Okay. Was I bothering him? Was he having second thoughts on having me here?
I wanted to ask him but hesitated. He was scowling but that felt pretty typical for him. He could just be concentrating on his task.
Focusing on the eggs as unease began to slither through me, I’d just finished whipping them all up when he pulled the mega pancake off the stove. Flipping it over onto a plate, he growled.
My gaze went from his teeth baring death glare to the slightly burned mega pancake he was angrily growling at.
I shouldn’t find his growl sexy, or immediately wonder what noises he made in the bedroom, or stand here unperturbed as he growl-speak cursed out a pancake.
If anything, I found it kind of funny.
I must have done something to give myself away. His nostrils flared and he whipped towards me sharply.
Before he could speak, I shrugged and picked up one of the weird looking utensils he had on what I took for a drying rack.
“It’s not bad,” I murmured. “See?” Leaning over him, I used the utensil to remove the burned parts.
“I have a horrible track record for burning things. It’s why my mom banned me from large event kitchen duties.
I could set a timer and forget about it,” I admitted with a laugh.
Kehl wasn’t scowling anymore. His brow beetled as I spoke. “Purr-roo mama say you no make the food, you burn it.” He didn’t phrase it as a question but I took it as one.
“Yeah. Can’t blame her. I once burned three pans of cookies in a row.
Even I was shocked by my ineptitude. I’m really bad if the bake times are super long or tragically short.

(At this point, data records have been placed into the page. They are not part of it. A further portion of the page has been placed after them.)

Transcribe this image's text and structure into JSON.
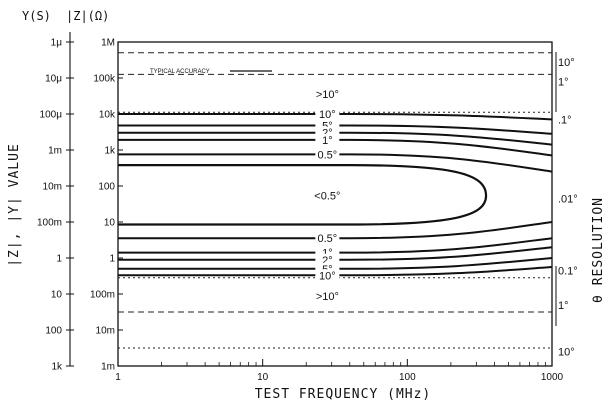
{
  "chart_data": {
    "type": "line",
    "x_axis": {
      "label": "TEST FREQUENCY (MHz)",
      "scale": "log",
      "range": [
        1,
        1000
      ],
      "tick_labels": [
        "1",
        "10",
        "100",
        "1000"
      ],
      "tick_values": [
        1,
        10,
        100,
        1000
      ]
    },
    "left_axis_title": "|Z|, |Y| VALUE",
    "left_header": {
      "y_label": "Y(S)",
      "z_label": "|Z|(Ω)"
    },
    "y_ticks": [
      {
        "pos": 0,
        "y_label": "1k",
        "z_label": "1m"
      },
      {
        "pos": 1,
        "y_label": "100",
        "z_label": "10m"
      },
      {
        "pos": 2,
        "y_label": "10",
        "z_label": "100m"
      },
      {
        "pos": 3,
        "y_label": "1",
        "z_label": "1"
      },
      {
        "pos": 4,
        "y_label": "100m",
        "z_label": "10"
      },
      {
        "pos": 5,
        "y_label": "10m",
        "z_label": "100"
      },
      {
        "pos": 6,
        "y_label": "1m",
        "z_label": "1k"
      },
      {
        "pos": 7,
        "y_label": "100μ",
        "z_label": "10k"
      },
      {
        "pos": 8,
        "y_label": "10μ",
        "z_label": "100k"
      },
      {
        "pos": 9,
        "y_label": "1μ",
        "z_label": "1M"
      }
    ],
    "right_axis_title": "θ RESOLUTION",
    "right_labels": [
      {
        "text": "10°",
        "pos": 8.45
      },
      {
        "text": "1°",
        "pos": 7.9
      },
      {
        "text": ".1°",
        "pos": 6.85
      },
      {
        "text": ".01°",
        "pos": 4.65
      },
      {
        "text": "0.1°",
        "pos": 2.65
      },
      {
        "text": "1°",
        "pos": 1.7
      },
      {
        "text": "10°",
        "pos": 0.4
      }
    ],
    "legend": {
      "label": "TYPICAL ACCURACY"
    },
    "dashed_lines": [
      {
        "pos": 8.7,
        "style": "dashed"
      },
      {
        "pos": 8.1,
        "style": "dashed"
      },
      {
        "pos": 7.05,
        "style": "dotted"
      },
      {
        "pos": 2.45,
        "style": "dotted"
      },
      {
        "pos": 1.5,
        "style": "dashed"
      },
      {
        "pos": 0.5,
        "style": "dotted"
      }
    ],
    "region_labels": [
      {
        "text": ">10°",
        "x": 28,
        "pos": 7.55
      },
      {
        "text": ">10°",
        "x": 28,
        "pos": 1.95
      }
    ],
    "series": [
      {
        "name": "10°",
        "kind": "line",
        "start_pos": 7.0,
        "end_pos": 6.85,
        "label_x": 28
      },
      {
        "name": "5°",
        "kind": "line",
        "start_pos": 6.68,
        "end_pos": 6.45,
        "label_x": 28
      },
      {
        "name": "2°",
        "kind": "line",
        "start_pos": 6.48,
        "end_pos": 6.15,
        "label_x": 28
      },
      {
        "name": "1°",
        "kind": "line",
        "start_pos": 6.28,
        "end_pos": 5.85,
        "label_x": 28
      },
      {
        "name": "0.5°",
        "kind": "line",
        "start_pos": 5.88,
        "end_pos": 5.4,
        "label_x": 28
      },
      {
        "name": "<0.5°",
        "kind": "ellipse",
        "upper_pos": 5.58,
        "lower_pos": 3.93,
        "center_pos": 4.73,
        "x_end": 350,
        "label_x": 28
      },
      {
        "name": "0.5°",
        "kind": "line",
        "start_pos": 3.55,
        "end_pos": 4.0,
        "label_x": 28
      },
      {
        "name": "1°",
        "kind": "line",
        "start_pos": 3.15,
        "end_pos": 3.55,
        "label_x": 28
      },
      {
        "name": "2°",
        "kind": "line",
        "start_pos": 2.95,
        "end_pos": 3.3,
        "label_x": 28
      },
      {
        "name": "5°",
        "kind": "line",
        "start_pos": 2.7,
        "end_pos": 3.0,
        "label_x": 28
      },
      {
        "name": "10°",
        "kind": "line",
        "start_pos": 2.52,
        "end_pos": 2.75,
        "label_x": 28
      }
    ]
  }
}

I’m not a fan of hanging around the kitchen babysitting food and it’s hard for me to remember to check in with long cook times.
” My shoulders lifted in a shrug. “I get bored, find something to occupy myself in the mean time, and accidentally forget.” With a sheepish grimaced, I admitted, “I feel really bad about it. I don’t mean to do it. ”
“Kehl no mean burn food make for Purr-roo,” he rumbled out quietly. Scowling at the pancake again, he muttered, “Kehl eat this one.”
“I want it,” I said quickly.
Kehl looked to me sharply, then leaned in and sniffed me.
“No lie.” I smiled then. “You made it for me. It’s perfectly fine. I want to eat that one.” Lifting my hand, I pointed at my pick.
Kehl let out a few grumbling-grunts but finally nodded.
Another mega pancake thing that resembled cornbread more than anything was poured into the pan and placed over the stove.
“I wish I had my phone,” I muttered. “Then we could use it for a timer. And listen to some tunes while we cook.”
“Phone at mates’ hut?” he rumbled out quietly, curiously.